Coral reef restoration

BALI CORAL RESTORATION

Bali is uniquely situated within ocean currents that promote thriving coral reefs. The island is home to over 2,200 species of coral reef fish and over 400 species of corals.

Until fairly recently, Bali was surrounded by rich coral reefs, particularly on the island’s North, East and Southern coasts. Unfortunately, the use of coral as a building material in the past, together with destructive fishing practices and environmental pollution, has seen entire reefs vanish from Bali’s coastline.

Since 2010, LINI has been helping communities and fishermen to restore reefs using artificial reef structures, particularly near-poor coastal villages that had become seriously damaged due to the destructive fishing methods used in the past.

The pilot project for coral restoration was implemented in Les village and Penuktukan village in Buleleng District, North Bali.

The focus of this project is to restore fish populations and enhance habitats so that these artificial reefs can provide alternative collection areas to reduce the fishing pressure on natural reefs.

The Bali coral restoration project involves a wide variety of groups, including fishers, coral farmers, marine ornamental exporters, tourism operators, who will all benefit from the presence of healthy reefs. It also provides alternative income sources for fishers, allowing them to make and deploy the artificial substrates, build coral tables and prepare coral plugs.

OUR ARTIFICIAL REEFS

The ‘Fishdome

The ‘Fishdome’ is a dome-shaped artificial reef structure with space inside for fish to hide in. The dome provides a large surface area on which corals and other marine organisms can settle and grow. Domes quickly become refuges for large numbers of fish and have been designed to last for many years – long enough for the natural reefs to grow over them and recover significantly.

Natural Coral Recruitment on Fishdome

The ‘Roti Buaya

The ‘Roti Buaya’ (‘crocodile bread’) is so-called because it is long and looks like a special crocodile-shaped bread from Jakarta. The surface of this structure is very rough and has many holes and ridges on which new corals and other organisms can settle and grow.  
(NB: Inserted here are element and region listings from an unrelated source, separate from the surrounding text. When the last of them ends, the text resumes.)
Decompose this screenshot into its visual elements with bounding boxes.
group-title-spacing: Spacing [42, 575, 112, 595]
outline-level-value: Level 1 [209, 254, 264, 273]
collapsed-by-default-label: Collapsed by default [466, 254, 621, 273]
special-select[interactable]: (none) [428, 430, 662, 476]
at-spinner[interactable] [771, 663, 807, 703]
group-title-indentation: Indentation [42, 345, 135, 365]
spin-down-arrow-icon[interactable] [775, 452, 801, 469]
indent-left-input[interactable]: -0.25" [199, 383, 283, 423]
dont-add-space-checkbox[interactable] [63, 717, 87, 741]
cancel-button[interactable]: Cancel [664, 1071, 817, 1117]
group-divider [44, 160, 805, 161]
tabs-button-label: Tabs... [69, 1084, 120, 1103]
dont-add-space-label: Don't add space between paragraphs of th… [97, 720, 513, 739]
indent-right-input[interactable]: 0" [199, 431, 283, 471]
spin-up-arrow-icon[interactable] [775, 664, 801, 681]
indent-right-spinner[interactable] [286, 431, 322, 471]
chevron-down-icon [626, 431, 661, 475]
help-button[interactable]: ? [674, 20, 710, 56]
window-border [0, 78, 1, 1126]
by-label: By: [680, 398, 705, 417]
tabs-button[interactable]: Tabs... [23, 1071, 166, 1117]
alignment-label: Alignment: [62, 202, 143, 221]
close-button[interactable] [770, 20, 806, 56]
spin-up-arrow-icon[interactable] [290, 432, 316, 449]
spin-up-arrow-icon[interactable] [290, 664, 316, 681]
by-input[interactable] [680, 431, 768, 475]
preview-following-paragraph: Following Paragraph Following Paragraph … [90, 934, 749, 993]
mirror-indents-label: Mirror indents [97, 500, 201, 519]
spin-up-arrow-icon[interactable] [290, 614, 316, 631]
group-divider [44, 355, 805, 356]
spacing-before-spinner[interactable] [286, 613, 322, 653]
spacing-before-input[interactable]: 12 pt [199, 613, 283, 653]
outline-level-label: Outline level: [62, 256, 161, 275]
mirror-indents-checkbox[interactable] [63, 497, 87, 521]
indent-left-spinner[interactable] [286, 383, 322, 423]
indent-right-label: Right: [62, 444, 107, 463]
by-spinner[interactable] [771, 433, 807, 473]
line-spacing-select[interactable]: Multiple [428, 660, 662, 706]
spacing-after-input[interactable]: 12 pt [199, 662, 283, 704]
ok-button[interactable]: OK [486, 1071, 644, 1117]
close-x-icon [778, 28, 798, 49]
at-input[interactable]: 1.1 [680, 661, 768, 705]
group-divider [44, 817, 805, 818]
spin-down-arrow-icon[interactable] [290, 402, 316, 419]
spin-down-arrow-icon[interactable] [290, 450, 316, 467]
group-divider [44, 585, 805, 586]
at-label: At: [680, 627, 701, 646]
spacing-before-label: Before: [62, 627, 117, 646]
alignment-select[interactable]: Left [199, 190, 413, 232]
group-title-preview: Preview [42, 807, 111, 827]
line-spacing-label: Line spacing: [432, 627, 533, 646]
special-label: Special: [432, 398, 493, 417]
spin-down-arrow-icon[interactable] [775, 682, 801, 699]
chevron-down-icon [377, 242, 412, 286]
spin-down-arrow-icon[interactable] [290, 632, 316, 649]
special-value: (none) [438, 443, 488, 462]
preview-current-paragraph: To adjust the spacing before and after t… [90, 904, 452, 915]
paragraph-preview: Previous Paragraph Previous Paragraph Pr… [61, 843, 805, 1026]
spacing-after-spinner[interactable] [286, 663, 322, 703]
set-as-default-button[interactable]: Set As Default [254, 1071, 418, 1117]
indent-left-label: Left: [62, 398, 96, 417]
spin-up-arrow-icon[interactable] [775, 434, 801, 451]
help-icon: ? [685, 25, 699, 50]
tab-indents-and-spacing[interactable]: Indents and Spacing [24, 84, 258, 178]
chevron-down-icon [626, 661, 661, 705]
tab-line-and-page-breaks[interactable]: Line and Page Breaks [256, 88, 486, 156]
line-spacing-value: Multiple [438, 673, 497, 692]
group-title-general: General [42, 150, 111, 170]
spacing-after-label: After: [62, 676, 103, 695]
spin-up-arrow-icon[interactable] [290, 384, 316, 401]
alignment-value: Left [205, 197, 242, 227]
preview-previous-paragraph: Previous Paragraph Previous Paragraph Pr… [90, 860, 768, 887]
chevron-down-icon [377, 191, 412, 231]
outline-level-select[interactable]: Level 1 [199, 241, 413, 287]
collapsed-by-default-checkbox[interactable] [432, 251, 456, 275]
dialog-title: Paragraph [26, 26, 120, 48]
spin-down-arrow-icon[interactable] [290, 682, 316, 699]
Coral fragments are placed in plugs that fit tightly into holes in the artificial coral structures. The transplanted corals act as triggers that encourage wild baby corals (planulae) to attach onto the surfaces of the artificial reef structures. Correct placement of an artificial coral structure can make it blend perfectly with the surrounding natural reef. Placement of the structure on a sandy surface allows the area to become a new habitat for fish and other kinds of marine life.